Google Artificial Intelligence System Wins Korean Go Game Champion
Google DeepMind’s artificial intelligence system beat the Korean champion player of the complex board game Go in a match in South Korea, in a milestone in the development of artificial intelligence (AI). The Internet company is playing a five-match tournament against Lee Sedol, who Google said has been the top-ranked Go player of the past decade, to show off the capabilities of software developed by its AI subsidiary DeepMind.
"I’m somewhat shocked," Lee told reporters after the match. "I didn’t really imagine I’d lose. I didn’t foresee AlphaGo would play Go so perfectly."

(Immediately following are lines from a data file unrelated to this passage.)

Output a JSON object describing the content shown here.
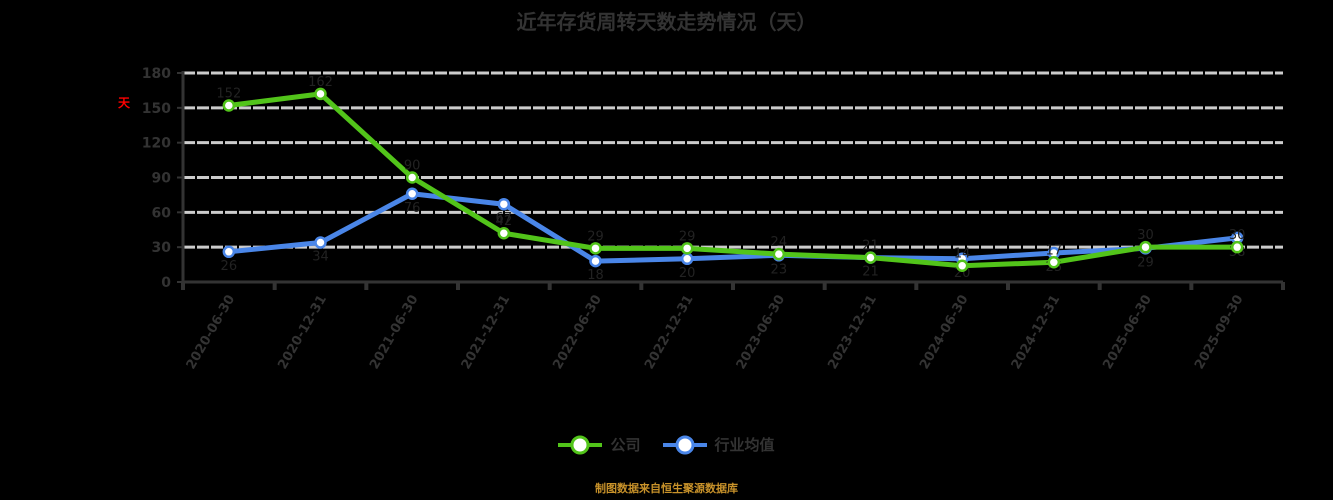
{
  "title": "近年存货周转天数走势情况（天）",
  "unit_label": "天",
  "footer": "制图数据来自恒生聚源数据库",
  "colors": {
    "company": "#52c41a",
    "industry": "#4a86e8",
    "grid": "#cccccc",
    "axis": "#333333",
    "footer": "#c8922a",
    "unit": "#ff0000"
  },
  "legend": [
    {
      "name": "公司",
      "color": "#52c41a"
    },
    {
      "name": "行业均值",
      "color": "#4a86e8"
    }
  ],
  "chart_data": {
    "type": "line",
    "title": "近年存货周转天数走势情况（天）",
    "xlabel": "",
    "ylabel": "天",
    "ylim": [
      0,
      180
    ],
    "yticks": [
      0,
      30,
      60,
      90,
      120,
      150,
      180
    ],
    "grid": true,
    "legend_position": "bottom",
    "categories": [
      "2020-06-30",
      "2020-12-31",
      "2021-06-30",
      "2021-12-31",
      "2022-06-30",
      "2022-12-31",
      "2023-06-30",
      "2023-12-31",
      "2024-06-30",
      "2024-12-31",
      "2025-06-30",
      "2025-09-30"
    ],
    "series": [
      {
        "name": "公司",
        "values": [
          152,
          162,
          90,
          42,
          29,
          29,
          24,
          21,
          14,
          17,
          30,
          30
        ]
      },
      {
        "name": "行业均值",
        "values": [
          26,
          34,
          76,
          67,
          18,
          20,
          23,
          21,
          20,
          25,
          29,
          38
        ]
      }
    ]
  }
}
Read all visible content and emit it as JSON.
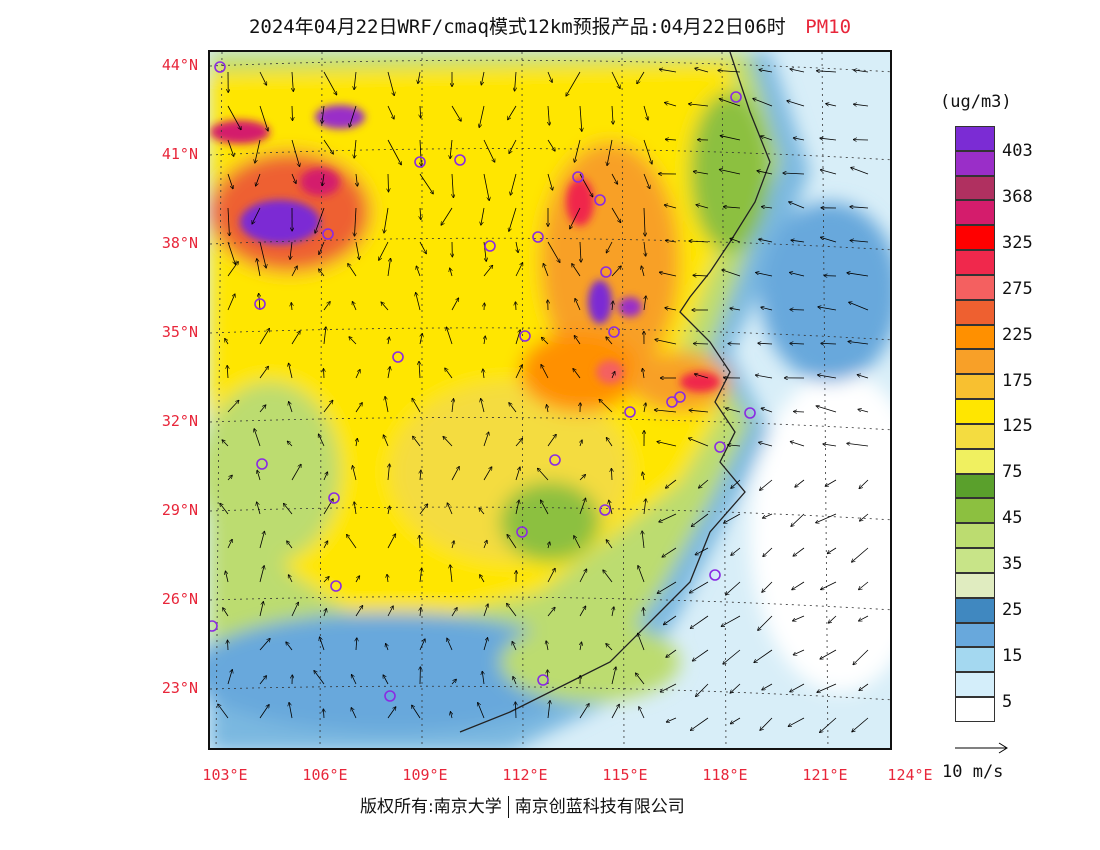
{
  "title": {
    "main": "2024年04月22日WRF/cmaq模式12km预报产品:04月22日06时",
    "pollutant": "PM10"
  },
  "map": {
    "lat_labels": [
      "44°N",
      "41°N",
      "38°N",
      "35°N",
      "32°N",
      "29°N",
      "26°N",
      "23°N"
    ],
    "lon_labels": [
      "103°E",
      "106°E",
      "109°E",
      "112°E",
      "115°E",
      "118°E",
      "121°E",
      "124°E"
    ]
  },
  "legend": {
    "unit": "(ug/m3)",
    "labels": [
      "403",
      "368",
      "325",
      "275",
      "225",
      "175",
      "125",
      "75",
      "45",
      "35",
      "25",
      "15",
      "5"
    ],
    "colors": [
      "#7b2cd4",
      "#9a2ec8",
      "#b03060",
      "#d41c6c",
      "#ff0000",
      "#f0284c",
      "#f46060",
      "#ee6030",
      "#ff9000",
      "#f8a028",
      "#f8c030",
      "#ffe600",
      "#f4dc40",
      "#f0f060",
      "#5aa02c",
      "#8cc040",
      "#bcdc70",
      "#c8e488",
      "#e0ecc0",
      "#4088c0",
      "#68a8dc",
      "#a4d8f0",
      "#d4eefa",
      "#ffffff"
    ]
  },
  "vector_ref": {
    "label": "10 m/s"
  },
  "footer": {
    "left": "版权所有:南京大学",
    "right": "南京创蓝科技有限公司"
  }
}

Alphabet's DeepMind has developed the AlphaGo software, which has
attained expert human-level performance at Go, and has already beaten European professional Go player Fan Hui in a match held in the company’s London offices in October.
DeepMind takes advantage of neural networks, which lets computers learn from experience, rather than specific programming. This enables it to learn by studying example games, then by playing millions of games against itself, inferring the rules and, eventually, developing long-term strategies it can use to try to win.

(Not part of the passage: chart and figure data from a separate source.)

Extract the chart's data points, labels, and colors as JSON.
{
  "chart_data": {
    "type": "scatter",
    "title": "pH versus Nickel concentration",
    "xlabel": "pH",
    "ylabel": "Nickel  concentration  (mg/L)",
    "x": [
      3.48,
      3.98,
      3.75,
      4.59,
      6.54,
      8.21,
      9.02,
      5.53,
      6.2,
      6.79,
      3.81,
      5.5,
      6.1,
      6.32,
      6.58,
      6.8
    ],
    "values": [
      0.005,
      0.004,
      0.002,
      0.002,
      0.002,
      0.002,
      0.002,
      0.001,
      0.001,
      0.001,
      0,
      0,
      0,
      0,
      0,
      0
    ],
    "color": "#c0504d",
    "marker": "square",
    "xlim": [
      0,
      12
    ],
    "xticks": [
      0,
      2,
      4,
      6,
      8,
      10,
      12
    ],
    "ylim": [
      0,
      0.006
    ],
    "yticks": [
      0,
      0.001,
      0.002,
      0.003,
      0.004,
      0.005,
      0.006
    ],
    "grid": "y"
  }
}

Go, also known as Baduk, is a game that sees players battle to take territory on a board by taking turns placing stones on the intersections of a grid.
Scientists have been trying to make computers think and learn in ways more similar to people, with the eventual goal that AI will one day assist humans in fieldssuch as healthcare and scientific research.

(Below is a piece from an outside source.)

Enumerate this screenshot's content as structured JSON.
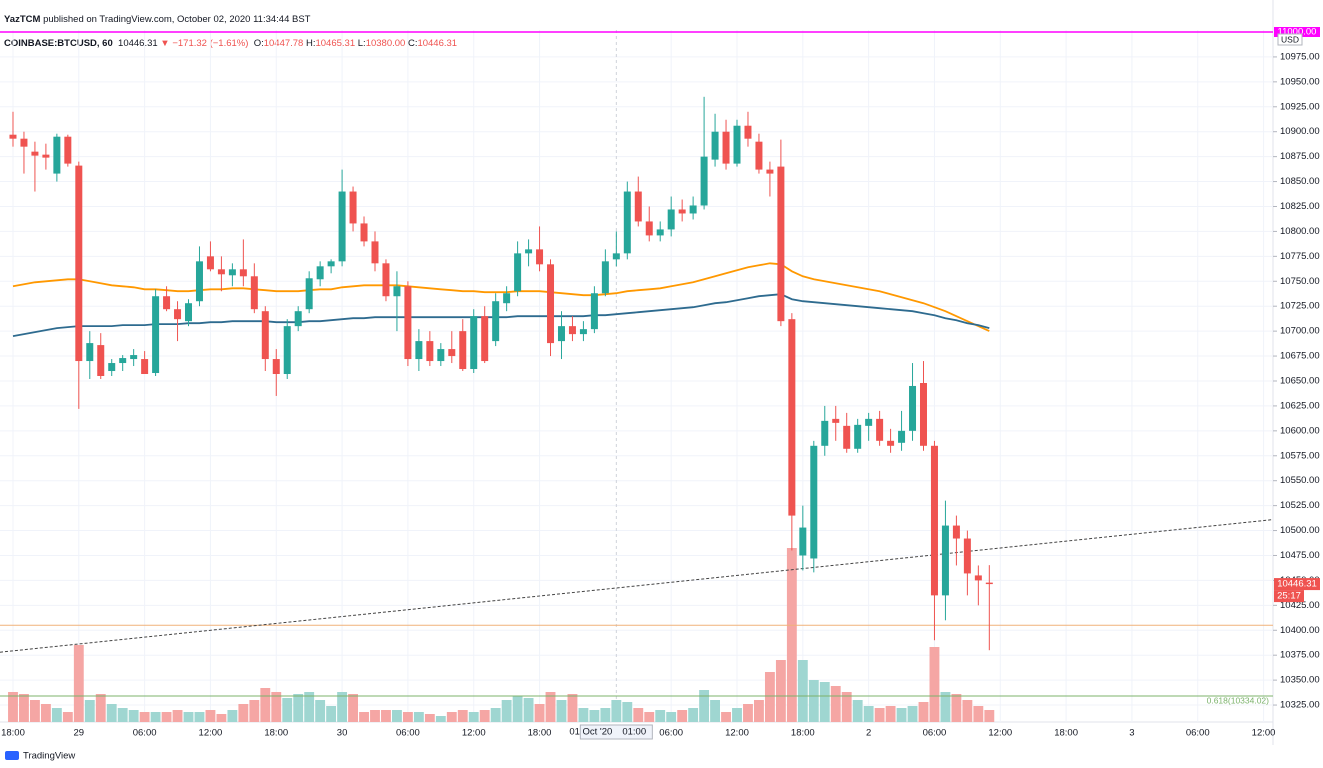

Google said Wednesday it is applying its artificial intelligence learning technology to increasingly diverse sectors such as healthcare and robotics.
"Machine learning technology is already contributing to the improvement of Google's existing products," said Jeffrey Dean, who heads the Google's deep learning research team.
"We expect that the technology can be applied to new areas such as healthcare and robotics, tapping into the deep neural network," he said.
Dean said the machine learning technology will ultimately combine both supervised and unsupervised learning methods. In supervised learning, humans provide labels and instructions to data analyzed by the machine, while the unsupervised learning method lets the machine learn independently without such guidance.
The Google researcher said the company is expanding the application of deep learning technology to its software services such as Gmail, Google Photos, Google Maps, Google Translate and the Android mobile operating system.
Dean said the technology is flexible to support diverse input and output options as well as applicable to video, audio and text in multiple languages.
However, the machine learning technology still has problems. It requires further improvements to be able to apply a limited number of supervised, labeled data for to a high volume of unsupervised data.